Rund zehn Prozent des Bruttoinlandsproduktes werden in Österreich für das Gesundheitswesen ausgegeben. In den USA sind es gar 16 Prozent. In der öffentlichen Debatte über das System geht es aber zumeist nicht um den "Wirtschaftsfaktor Gesundheit", sondern um die Kosten.
Genau dieses Thema steht im Mittelpunkt des 2. Österreichischen Gesundheitswirtschaftskongresses, der am 24. Februar in Wien stattfindet. Bei einer Pressekonferenz betonten Experten vor allem den Wert gemeinsamen Vorgehens von Wirtschaft und öffentlicher Hand.
Gesundheitsstadträtin Sonja Wehsely: "Die Gesundheitswirtschaft ist ein zentrales Gegenwartsthema. Die Antwort kann nur sein 'öffentlich und privat'. Was nicht sein kann, ist, dass die Verluste verstaatlicht werden - und die Gewinne privatisiert." Man sollte auch aus der jüngeren Wirtschaftsgeschichte lernen, in der in den 1990er-Jahren plötzlich das Umlagesystem bei den Pensionen in Zweifel gezogen und private Vorsorge propagiert worden sei. Wehsely: "Was bin ich froh, dass nicht viele Leute von der 2. und 3. Säule (private Pensionen, Anm.) leben müssen." Sie hätten sonst mit einem Viertel weniger Geld monatlich zu leben.
International sind Gesundheit und Medizin jedenfalls ein Boom-Sektor. Das größte Beispiel ist wohl die internationale Pharmaindustrie. Doch es kommt auch zunehmend zu einer Marktbildung auf dem Personalsektor.
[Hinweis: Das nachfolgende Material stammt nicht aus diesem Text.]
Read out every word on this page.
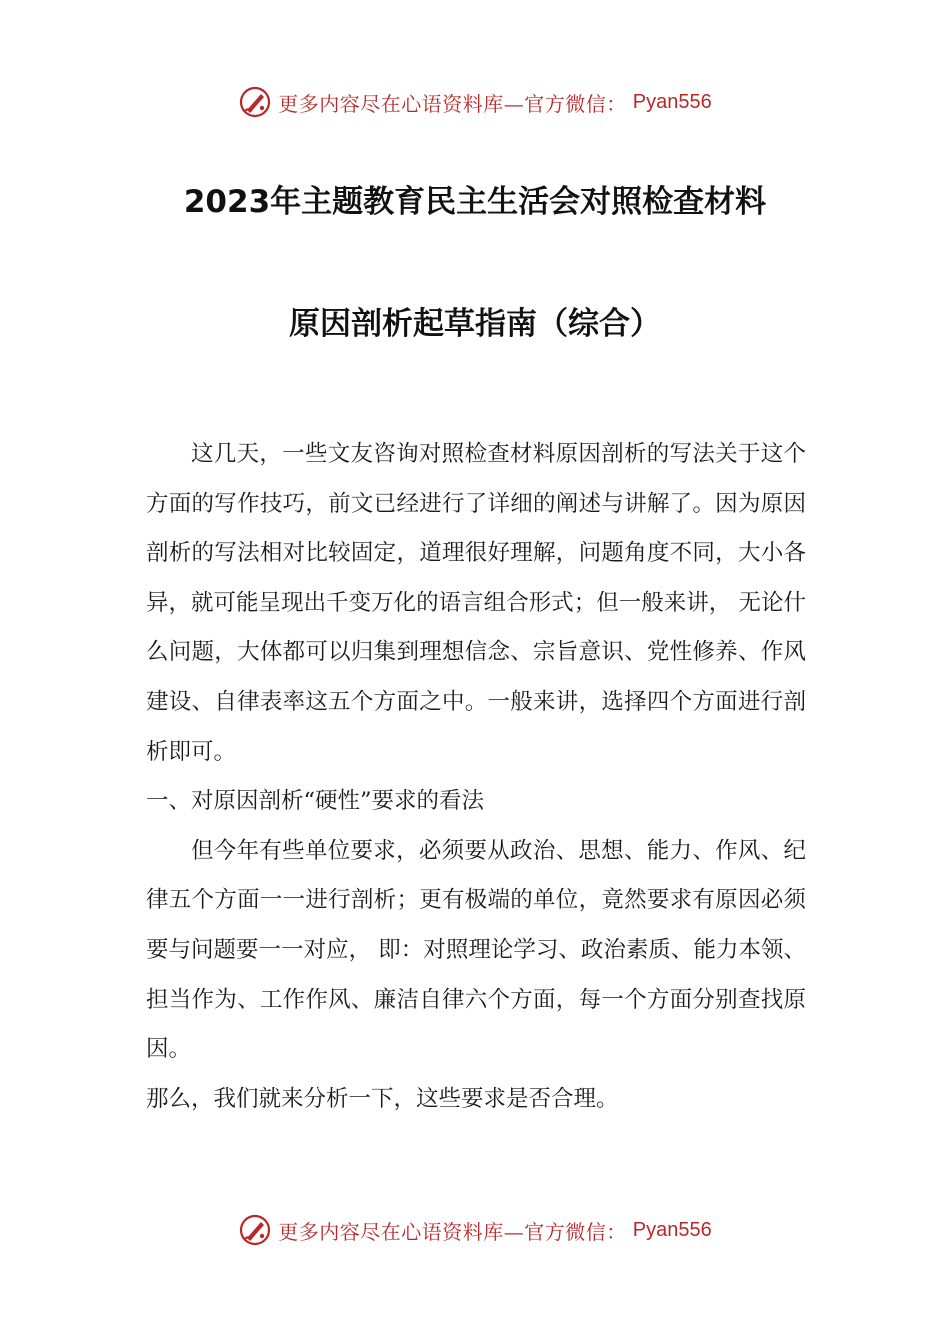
更多内容尽在心语资料库—官方微信： Pyan556
2023年主题教育民主生活会对照检查材料
原因剖析起草指南（综合）

这几天，一些文友咨询对照检查材料原因剖析的写法关于这个方面的写作技巧，前文已经进行了详细的阐述与讲解了。因为原因剖析的写法相对比较固定，道理很好理解，问题角度不同，大小各异，就可能呈现出千变万化的语言组合形式；但一般来讲， 无论什么问题，大体都可以归集到理想信念、宗旨意识、党性修养、作风建设、自律表率这五个方面之中。一般来讲，选择四个方面进行剖析即可。

一、对原因剖析“硬性”要求的看法

但今年有些单位要求，必须要从政治、思想、能力、作风、纪律五个方面一一进行剖析；更有极端的单位，竟然要求有原因必须要与问题要一一对应， 即：对照理论学习、政治素质、能力本领、担当作为、工作作风、廉洁自律六个方面，每一个方面分别查找原因。

那么，我们就来分析一下，这些要求是否合理。

更多内容尽在心语资料库—官方微信： Pyan556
Expertin Ilona Kickbusch: "Ein Land wie Brasilien positioniert sich derzeit als Land, das Produkte (für das Gesundheitswesen, Anm.) herstellt und die Gesundheitswirtschaft als Standbein betrachtet." Das Gesundheitswesen jedes Landes sei entscheidend für die Entwicklung und den Wettbewerb von Staaten. Das zeige sich auch darin, dass bei Personaldefiziten - in den deutschsprachigen Ländern fehlen derzeit 20.000 bis 50.000 Ärzte - sofort ein neuer Markt, eben für qualifiziertes Personal, entstehe.
15.000 offene Stellen
Die private Wirtschaft will an dem Boom jedenfalls mitnaschen, auch wenn sie das öffentlich finanzierte Gesundheitswesen oft als Kostenverursacher kritisiert. Martin Gleitsmann (Wirtschaftskammer Österreich): "Der Gesundheitswirtschaftsbereich ist jener Bereich, wo Wachstum stattfindet. Im Jahr 2009 hat es 15.000 offene Stellen gegeben. Das war ein Plus von 27 Prozent im Vergleich zu 2008. (...) Jeder (öffentlicher bzw. privater Sektor, Anm.) soll das machen, was er besser kann. Jeder kann vom Anderen lernen." Überall im Gesundheitswesen gebe es aber auch Konflikte, die man eben austragen müsse.
Der Chef des Wiener Krankenanstaltenverbundes, Wilhelm Marhold, will das Gesundheitswesen sozusagen als "normalen" Wirtschaftssektor sehen: "Es geht nicht nur um Kosten. Das ist eine Wirtschaftsbranche mit allen Kriterien. Wir brauchen eine neue Qualitätsdiskussion." Man sollte im Bereich der Spitäler jedenfalls Gleiches mit Gleichem vergleichen - womit er die anhaltende Diskussion zwischen Krankenhäusern mit privater Trägerschaft und den öffentlichen Spitälern ansprach. Beide Sektoren weisen oft - aber nicht immer - unterschiedliche Leistungsangebote auf.